Dans la presse américaine, un certain nombre d’articles ont récemment posé la question, particulièrement à l’occasion de la publication d’une étude de Vanson Bourne, financée par Pitney Bowes Software, dans le cadre de laquelle, 3 000 internautes et surtout 300 responsables marketing de 7 secteurs (dont la banque) dans 5 pays (dont la France) ont été interrogés (voir par exemple : The Financial Brand).

La banque de détail a été l’un des secteurs les plus rapides à se positionner sur les réseaux sociaux. Mais aujourd’hui, 31% des responsables marketing de banque estiment que leurs campagnes sur ces médias ont été peu efficientes et vont revoir leur budget en conséquence. Près de la moitié (47%) se disent dubitatifs. Toutefois, alors que les réseaux sociaux n’ont captés que 16% des budgets marketing des banques interrogées en 2011 (contre 36% dans le secteur des télécoms), cette part devrait monter à 22% en 2013.

Dans l’un de nos dossiers, nous avons déjà souligné que peu de banques tiennent véritablement compte des spécificités des réseaux sociaux. Beaucoup d’entre elles n’y ont vu qu’un espace de plus pour un marketing de masse, fortement orienté produits, alors qu’il s’agit surtout d’espaces où le marketing n’est pas forcément souhaité et où il peut même être contreproductif car il agace les utilisateurs. Seuls 26% d’entre eux, selon l’étude de Vanson Bourne, entrent en contact avec des marques – et n’ont pas les banques pour priorité. Cependant, il a suffit que les regards se tournent vers Pinterest l’année dernière pour que certains établissements s’y ruent, comme Capital One, USAA (avec des images patriotiques, qui n’ont intéressé que quelques centaines de fans). Citi a voulu y faire du recrutement et a rencontré un échec à peu près total (quelle idée aussi !). En fait, Pinterest est un espace social où les banques n’ont tout simplement pas forcément à être.

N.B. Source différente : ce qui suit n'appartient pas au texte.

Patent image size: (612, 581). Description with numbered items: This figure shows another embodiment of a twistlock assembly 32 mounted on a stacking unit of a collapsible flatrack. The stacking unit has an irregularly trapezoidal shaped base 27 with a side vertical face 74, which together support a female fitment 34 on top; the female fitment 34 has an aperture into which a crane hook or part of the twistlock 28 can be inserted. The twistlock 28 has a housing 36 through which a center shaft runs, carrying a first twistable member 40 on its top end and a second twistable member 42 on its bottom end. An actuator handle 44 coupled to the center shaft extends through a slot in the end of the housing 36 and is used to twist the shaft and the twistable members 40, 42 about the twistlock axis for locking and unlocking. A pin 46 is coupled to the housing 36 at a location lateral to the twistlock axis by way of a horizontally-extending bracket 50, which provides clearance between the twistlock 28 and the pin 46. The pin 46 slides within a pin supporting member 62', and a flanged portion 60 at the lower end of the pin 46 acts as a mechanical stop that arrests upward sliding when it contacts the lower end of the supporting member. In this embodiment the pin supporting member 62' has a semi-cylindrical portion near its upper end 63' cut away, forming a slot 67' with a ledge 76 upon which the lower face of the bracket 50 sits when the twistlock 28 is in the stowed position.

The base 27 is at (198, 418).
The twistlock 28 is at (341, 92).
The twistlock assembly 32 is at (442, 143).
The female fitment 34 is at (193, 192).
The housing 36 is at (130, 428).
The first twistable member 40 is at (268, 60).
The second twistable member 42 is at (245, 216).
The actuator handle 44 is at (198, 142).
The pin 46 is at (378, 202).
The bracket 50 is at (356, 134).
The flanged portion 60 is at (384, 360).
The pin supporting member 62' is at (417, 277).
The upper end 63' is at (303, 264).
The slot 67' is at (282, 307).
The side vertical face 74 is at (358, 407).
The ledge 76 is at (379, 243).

Pour autant, il serait certainement erroné de se détourner des réseaux sociaux. Seulement, il s’agit moins de les considérer pour les vitrines qu’ils offrent que pour les usages nouveaux qui se développent à travers eux. Aujourd’hui, beaucoup d’adolescents de quinze ans n’écrivent jamais un email à travers une messagerie. Ils utilisent les SMS, les réseaux sociaux et même les sites de jeux interactifs. Pour eux, mobile et ordinateur doivent être interchangeables et l’espace de communication qu’ils utilisent aménageable à leur gré, immédiatement connecté à leur réseau de connaissances. Or, dans moins de cinq ans, ces adolescents entreront dans la cible des clients les plus courtisés par les banques…

Dans les pays émergents, certaines banques s’installent ainsi directement sur Facebook (CIMB/Octopay en Malaisie, Deniz Bank en Turquie, ICICI en Inde, …). La Commonwealth Bank of Australia, l’ASB néo-zélandaise, la FNB sud-africaine y donnent au moins un accès direct à leurs services. Et American Express vient d’offrir la possibilité de réaliser des achats en ligne via Twitter – en Chine, 28,5% des web-acheteurs (ce sont les plus nombreux au monde) passent par les réseaux sociaux locaux : le premier est QZone (712 millions d’utilisateurs en 2012). Mercedes a commencé à vendre à travers le réseau Weibo (400 millions d’utilisateurs). Les réseaux sociaux vérifient particulièrement la célèbre formule : « the medium is the message ».